Few factors are more important to the quality of the athletics experience and the retention of athletes than the provision of quality coaches who have sufficient contact time with their teams.  Yet, at many institutions, it is common to observe schools assigning more full-time coaches to male teams or aggressively going into the marketplace to hire the very best coaches away from other institutions at whatever salary is required for men’s sports, and relying on submitted paper applications and less competitive salaries for coaches of women’s teams.  Therefore, it’s important for athletics administrators to understand what Title IX requires.

One way to look at the assignment of coaches is to convert percentage of time assignments, full-time and part-time, to full-time-equivalents (FTE).  One FTE is equal to the equivalent of one 100% time coach, i.e., two 50% time coaches, etc.).  Then take the total number of male athletes and divide by the number of FTEs for coaches of male teams and do the same for coaches of female teams.  For instance, if there are 200 male athletes and a total of 10 FTEs for coaches of these teams, there is a coach/athlete ratio of 1 to 20.  Assume there are 150 female athletes and 6 FTEs for a coach/athlete ratio of 1 to 25.  In this example, a school is giving its male student-athletes more favorable teaching ratios than female athletes.

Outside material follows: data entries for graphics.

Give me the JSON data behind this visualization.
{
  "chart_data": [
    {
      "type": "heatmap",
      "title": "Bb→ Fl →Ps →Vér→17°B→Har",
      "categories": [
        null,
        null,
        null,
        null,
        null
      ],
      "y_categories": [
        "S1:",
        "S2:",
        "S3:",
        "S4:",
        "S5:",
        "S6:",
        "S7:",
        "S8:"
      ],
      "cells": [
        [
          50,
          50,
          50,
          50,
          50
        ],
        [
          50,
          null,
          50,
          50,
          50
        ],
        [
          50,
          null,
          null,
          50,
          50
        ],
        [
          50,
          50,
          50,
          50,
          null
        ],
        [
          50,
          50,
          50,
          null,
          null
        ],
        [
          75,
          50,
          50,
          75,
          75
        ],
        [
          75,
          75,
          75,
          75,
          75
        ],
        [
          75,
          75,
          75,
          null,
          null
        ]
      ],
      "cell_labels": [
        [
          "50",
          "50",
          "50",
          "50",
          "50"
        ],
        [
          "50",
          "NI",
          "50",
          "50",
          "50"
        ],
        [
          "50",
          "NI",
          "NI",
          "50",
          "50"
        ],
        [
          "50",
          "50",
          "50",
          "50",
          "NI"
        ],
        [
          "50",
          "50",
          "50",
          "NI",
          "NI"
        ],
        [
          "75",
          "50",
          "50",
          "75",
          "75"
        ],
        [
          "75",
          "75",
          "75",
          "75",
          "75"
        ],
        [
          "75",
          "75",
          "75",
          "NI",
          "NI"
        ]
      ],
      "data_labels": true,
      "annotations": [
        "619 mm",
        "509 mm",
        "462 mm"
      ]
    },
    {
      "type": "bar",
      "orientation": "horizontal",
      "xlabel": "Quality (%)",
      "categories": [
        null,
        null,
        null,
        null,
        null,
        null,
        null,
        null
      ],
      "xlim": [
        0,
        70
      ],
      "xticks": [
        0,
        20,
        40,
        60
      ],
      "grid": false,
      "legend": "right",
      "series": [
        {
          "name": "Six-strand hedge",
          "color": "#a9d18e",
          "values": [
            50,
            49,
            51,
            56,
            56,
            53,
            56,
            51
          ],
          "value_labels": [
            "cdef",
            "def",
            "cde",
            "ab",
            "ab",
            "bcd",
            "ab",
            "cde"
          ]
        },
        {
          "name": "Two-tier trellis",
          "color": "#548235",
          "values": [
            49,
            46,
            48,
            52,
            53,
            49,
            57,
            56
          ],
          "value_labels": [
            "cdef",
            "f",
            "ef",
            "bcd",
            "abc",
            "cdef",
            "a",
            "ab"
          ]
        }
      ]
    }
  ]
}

Another way to analyze coaches is to examine coaches provided in comparable sports.  In NCAA Division I schools where most of the head and assistant coaches are in full-time coaching positions, an analysis of the number of coaches allocated to the women's program compared to the men's program is relatively easy to do.  In comparable sports, the total number of coaches in a men's sport program should be the same as in the women's sport program e.g. each basketball program having a total of four coaches.  In non-comparable sports, a wise guide would be to use the NCAA coaching limits in each of these sports since the organization has attempted to identify for each sport the number of coaches necessary to adequately perform the responsibilities associated with that sport. A common problem is to hire the maximum number of coaches for some men's sports and fewer than the maximum for women's sports.

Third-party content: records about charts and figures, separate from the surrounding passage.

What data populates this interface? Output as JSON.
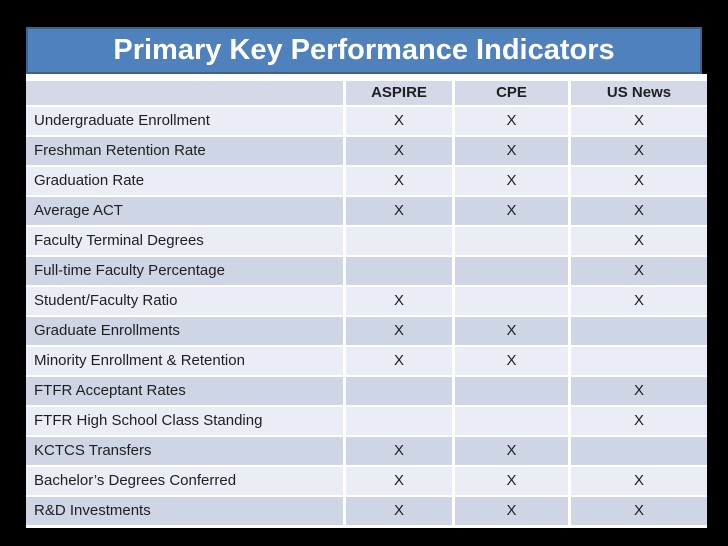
{
  "title": "Primary Key Performance Indicators",
  "table": {
    "columns": [
      "ASPIRE",
      "CPE",
      "US News"
    ],
    "mark_glyph": "X",
    "rows": [
      {
        "label": "Undergraduate Enrollment",
        "marks": [
          "X",
          "X",
          "X"
        ]
      },
      {
        "label": "Freshman Retention Rate",
        "marks": [
          "X",
          "X",
          "X"
        ]
      },
      {
        "label": "Graduation Rate",
        "marks": [
          "X",
          "X",
          "X"
        ]
      },
      {
        "label": "Average ACT",
        "marks": [
          "X",
          "X",
          "X"
        ]
      },
      {
        "label": "Faculty Terminal Degrees",
        "marks": [
          "",
          "",
          "X"
        ]
      },
      {
        "label": "Full-time Faculty Percentage",
        "marks": [
          "",
          "",
          "X"
        ]
      },
      {
        "label": "Student/Faculty Ratio",
        "marks": [
          "X",
          "",
          "X"
        ]
      },
      {
        "label": "Graduate Enrollments",
        "marks": [
          "X",
          "X",
          ""
        ]
      },
      {
        "label": "Minority Enrollment & Retention",
        "marks": [
          "X",
          "X",
          ""
        ]
      },
      {
        "label": "FTFR Acceptant Rates",
        "marks": [
          "",
          "",
          "X"
        ]
      },
      {
        "label": "FTFR High School Class Standing",
        "marks": [
          "",
          "",
          "X"
        ]
      },
      {
        "label": "KCTCS Transfers",
        "marks": [
          "X",
          "X",
          ""
        ]
      },
      {
        "label": "Bachelor’s Degrees Conferred",
        "marks": [
          "X",
          "X",
          "X"
        ]
      },
      {
        "label": "R&D Investments",
        "marks": [
          "X",
          "X",
          "X"
        ]
      }
    ]
  },
  "colors": {
    "background": "#000000",
    "banner_fill": "#4F81BD",
    "banner_border": "#3A6394",
    "header_row": "#D4D9E8",
    "row_light": "#EAEDF5",
    "row_dark": "#CED5E5",
    "grid_line": "#FFFFFF",
    "text": "#1F1F1F",
    "title_text": "#FFFFFF"
  }
}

In other NCAA Divisions, at high schools or at institutions that are members of the NJCAA, the NAIA or other governance associations where many of the coaches may not be full-time, the analysis is a little more complex.  In this instance, there may be part-time head coaches and assistant coaches.   Ideally, in all sports the coaches of men's sports and the coaches of women's sport would have the same percentage of time allocated for coaching.  If not, then it would be defensible to have the coaches of comparable sports with the same percentage and to allocate percentages to coaches of non-comparable sports in such a way that the overall result is equitable.  Or, using the FTE system, a program-wide assessment is easy to accomplish.

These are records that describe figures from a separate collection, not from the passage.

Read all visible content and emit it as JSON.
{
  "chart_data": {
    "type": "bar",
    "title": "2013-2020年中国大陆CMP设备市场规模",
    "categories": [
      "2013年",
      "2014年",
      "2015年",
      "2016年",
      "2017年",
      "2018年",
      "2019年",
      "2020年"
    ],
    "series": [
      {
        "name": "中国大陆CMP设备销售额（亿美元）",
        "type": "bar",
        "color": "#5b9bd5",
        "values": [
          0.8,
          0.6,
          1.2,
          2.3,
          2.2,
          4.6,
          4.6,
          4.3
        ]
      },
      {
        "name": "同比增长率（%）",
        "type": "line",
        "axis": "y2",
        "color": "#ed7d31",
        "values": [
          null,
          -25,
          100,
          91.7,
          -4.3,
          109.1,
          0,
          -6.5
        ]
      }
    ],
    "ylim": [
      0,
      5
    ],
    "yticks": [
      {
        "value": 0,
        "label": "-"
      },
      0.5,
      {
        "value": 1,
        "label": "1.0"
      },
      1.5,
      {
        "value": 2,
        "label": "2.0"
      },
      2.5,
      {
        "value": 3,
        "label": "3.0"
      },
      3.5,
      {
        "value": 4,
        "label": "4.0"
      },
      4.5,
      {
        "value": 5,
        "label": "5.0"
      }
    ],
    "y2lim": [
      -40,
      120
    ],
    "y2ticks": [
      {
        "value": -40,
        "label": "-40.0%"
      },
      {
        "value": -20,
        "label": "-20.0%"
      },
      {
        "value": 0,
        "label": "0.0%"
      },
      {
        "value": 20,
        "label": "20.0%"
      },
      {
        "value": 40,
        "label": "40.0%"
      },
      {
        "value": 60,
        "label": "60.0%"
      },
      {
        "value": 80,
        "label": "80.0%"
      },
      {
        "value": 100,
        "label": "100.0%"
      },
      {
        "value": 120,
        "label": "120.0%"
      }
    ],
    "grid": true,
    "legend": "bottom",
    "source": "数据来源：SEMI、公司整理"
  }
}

It is also important to be sure that student-athletes of one gender are not disadvantaged by having less access to their coaches because of additional non-coaching  responsibilities which might range from hall duty and bus duty in high schools to teaching or administrative loads in high schools and colleges.  For example, it would be inequitable to have coaches of men's sports teaching sport skill classes while coaches of women's sports are teaching theoretical courses, such as biomechanics, which require much more preparation time.